The first part of the two-part tonal framework is exposition. Every sonata form starts with the Exposition which presents the main thematic material and tonality of the home key. This is not part of the introduction that sometimes announces the music. The exposition also happens to be in two sections and each of the sections can have either one or more thematic material. In particular, the first section in exposition is expressed in the major key. At the same time, the second section in exposition usually expressed in the key of the dominant Key. And sometimes as a relative major or dominant key provided the first section is in a minor key.

The movement from the first to the second section in exposition is called transition or bridge. The transition is often triggered by a strong cadence known as Perfect Authentic Cadence. The PAC gives room for modulation from the first section’s key to the key of the second section in exposition. In particular, the thematic materials of the second section in the exposition are normally different from the first section’s material.  These differences are in terms of rhythm or mood of the theme.

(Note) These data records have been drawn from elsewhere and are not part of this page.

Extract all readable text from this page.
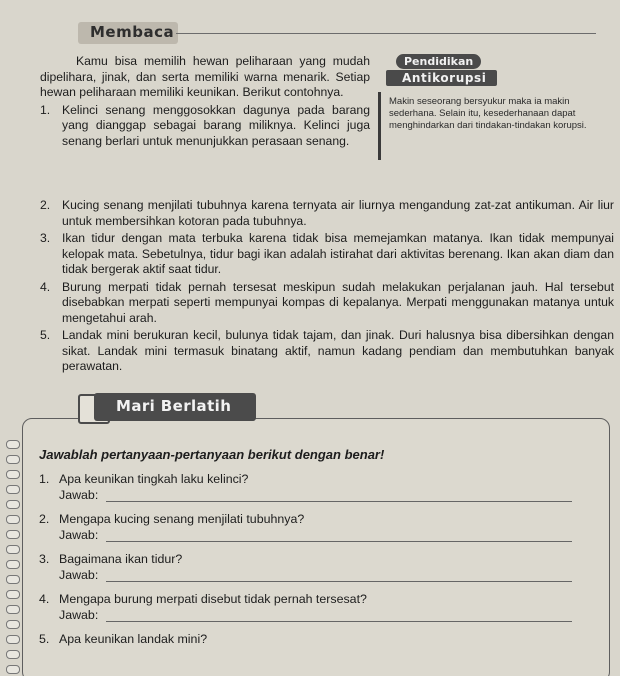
Membaca

Kamu bisa memilih hewan peliharaan yang mudah dipelihara, jinak, dan serta memiliki warna menarik. Setiap hewan peliharaan memiliki keunikan. Berikut contohnya.

1. Kelinci senang menggosokkan dagunya pada barang yang dianggap sebagai barang miliknya. Kelinci juga senang berlari untuk menunjukkan perasaan senang.
Pendidikan
Antikorupsi
Makin seseorang bersyukur maka ia makin sederhana. Selain itu, kesederhanaan dapat menghindarkan dari tindakan-tindakan korupsi.
2. Kucing senang menjilati tubuhnya karena ternyata air liurnya mengandung zat-zat antikuman. Air liur untuk membersihkan kotoran pada tubuhnya.
3. Ikan tidur dengan mata terbuka karena tidak bisa memejamkan matanya. Ikan tidak mempunyai kelopak mata. Sebetulnya, tidur bagi ikan adalah istirahat dari aktivitas berenang. Ikan akan diam dan tidak bergerak aktif saat tidur.
4. Burung merpati tidak pernah tersesat meskipun sudah melakukan perjalanan jauh. Hal tersebut disebabkan merpati seperti mempunyai kompas di kepalanya. Merpati menggunakan matanya untuk mengetahui arah.
5. Landak mini berukuran kecil, bulunya tidak tajam, dan jinak. Duri halusnya bisa dibersihkan dengan sikat. Landak mini termasuk binatang aktif, namun kadang pendiam dan membutuhkan banyak perawatan.
Jawablah pertanyaan-pertanyaan berikut dengan benar!
1. Apa keunikan tingkah laku kelinci?
Jawab:
2. Mengapa kucing senang menjilati tubuhnya?
Jawab:
3. Bagaimana ikan tidur?
Jawab:
4. Mengapa burung merpati disebut tidak pernah tersesat?
Jawab:
5. Apa keunikan landak mini?
Mari Berlatih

ALSO READ: What You Need To Know About Musical Notes In Sheet Music

The second part of the sonata form is development. This part of the sonata form normally evolves from the first part material. Specifically, the material from the first part known as exposition is basically reconstructed at this part. Also, to properly integrate with the first part, it uses the same key that exposition end with to start. However, it may later modulate to a different key as it.

The third section of the sonata form is recapitulation. It denotes the end and it is the homecoming part of the sonata. After all the up and down that lead to the adventure and exploration in the development section, the music will return home in recapitulation. This part of the sonata recaps the materials from the exposition in different forms. The recapitulation section usually starts with the main thematic material in the tonic key. The second material here is also in the tonic key as related to the material that starts the music.

Moreover, to have a standout ending and finish the whole piece off in a top-notch, a coda follows the recapitulation. However, the coda is just an optional part of the sonata and is not always use to end the piece.